Unveiling the Potential of Pt Nanoparticle-Decorated PEDOT:PSS Membranes for Efficient Gas Separation.

In the dynamic landscape of industrial processes, membrane technology offers a paradigm shift beyond energy-intensive separation techniques, exemplifying a progressive leap toward sustainability. In this regard, highly flexible and uniform poly(3,4-ethylenedioxythiophene)polystyrenesulfonate (PEDOT:PSS)-engineered membranes at a reduced thickness have been fabricated on track-etched poly(ethylene terephthalate) (PET) substrates. The membranes were functionalized and embedded with platinum nanoparticles (Pt NPs) having a higher affinity toward H 2 gas. The materials and fabricated membranes were characterized by using high-resolution transmission electron microscopy (HRTEM) and field emission scanning electron microscopy (FESEM) techniques for morphological and structural analysis.

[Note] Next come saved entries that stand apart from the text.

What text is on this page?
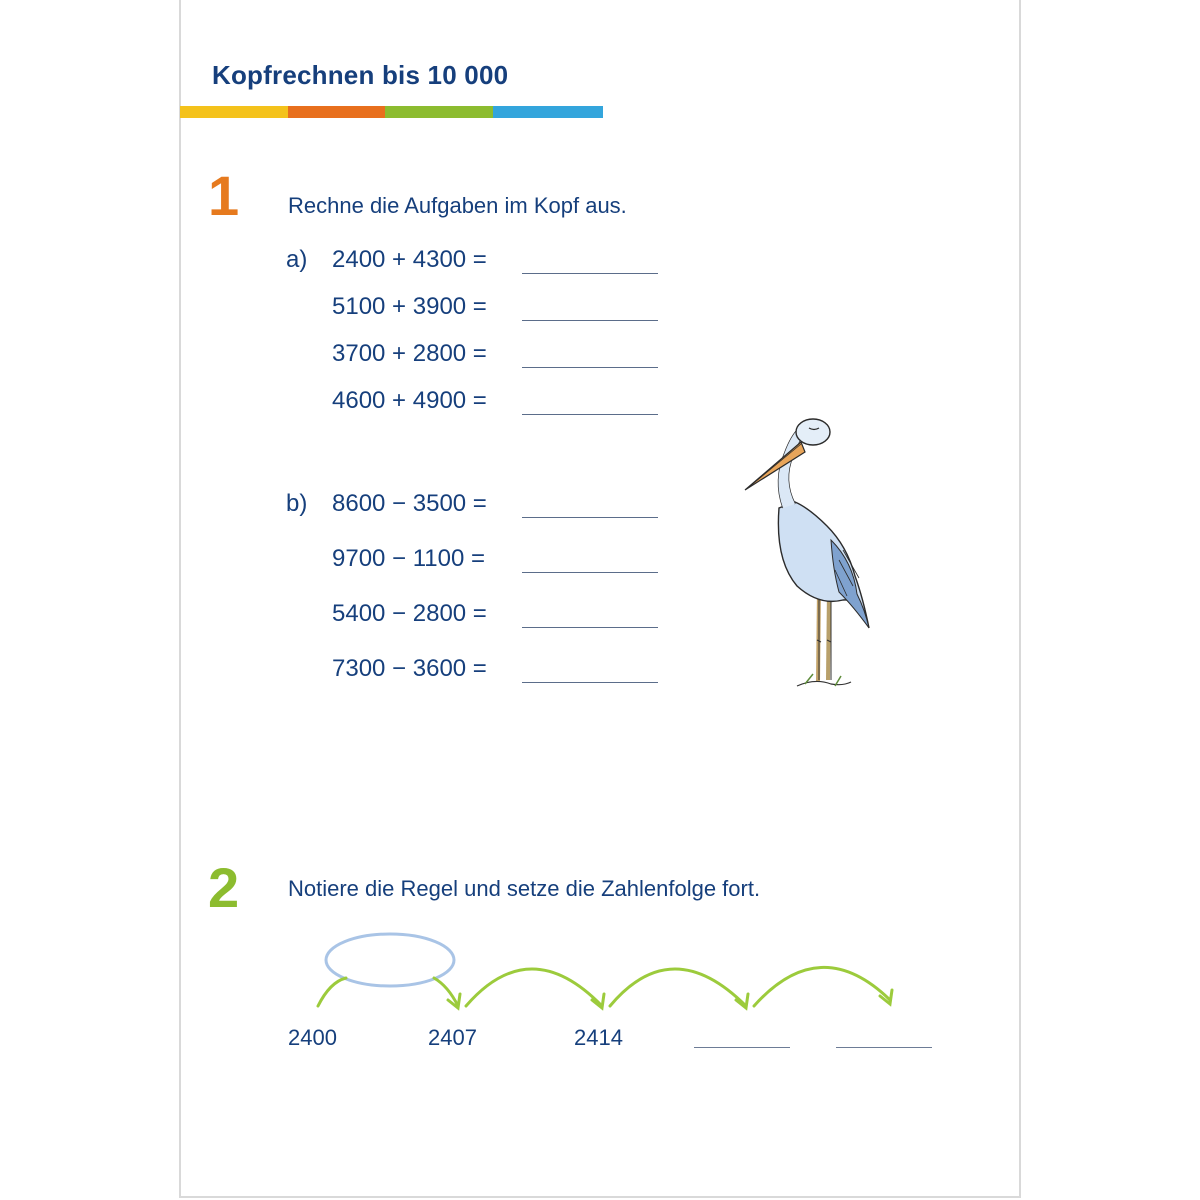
Kopfrechnen bis 10 000
1 Rechne die Aufgaben im Kopf aus.
a)	2400 + 4300 =
5100 + 3900 =
3700 + 2800 =
4600 + 4900 =
b)	8600 − 3500 =
9700 − 1100 =
5400 − 2800 =
7300 − 3600 =
2 Notiere die Regel und setze die Zahlenfolge fort.
2400	2407	2414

FTIR and Raman characterizations were performed to study the characteristic bonds. The uniformity and quantification of Pt nanoparticle binding were tested through inductively coupled plasma mass spectrometry (ICP-MS) studies and FESEM with EDS mapping. The gas separation performance was studied using H 2 , N 2 , and CO 2 gases in pure and mixed (H 2 /CO 2 in 50:50) states. It was observed that the modified membrane showed a 116% increment in H 2 permeability and 82 and 107% increment in H 2 /CO 2 and H 2 /N 2 selectivity values with pure gas, while a 121% increment in H 2 permeability and 156% increment in H 2 /CO 2 selectivity using mixed gas. The separation performance in pure and mixed gas states with repeated experiments conspicuously highlighted their prospective viability as prime contenders for gas separation applications.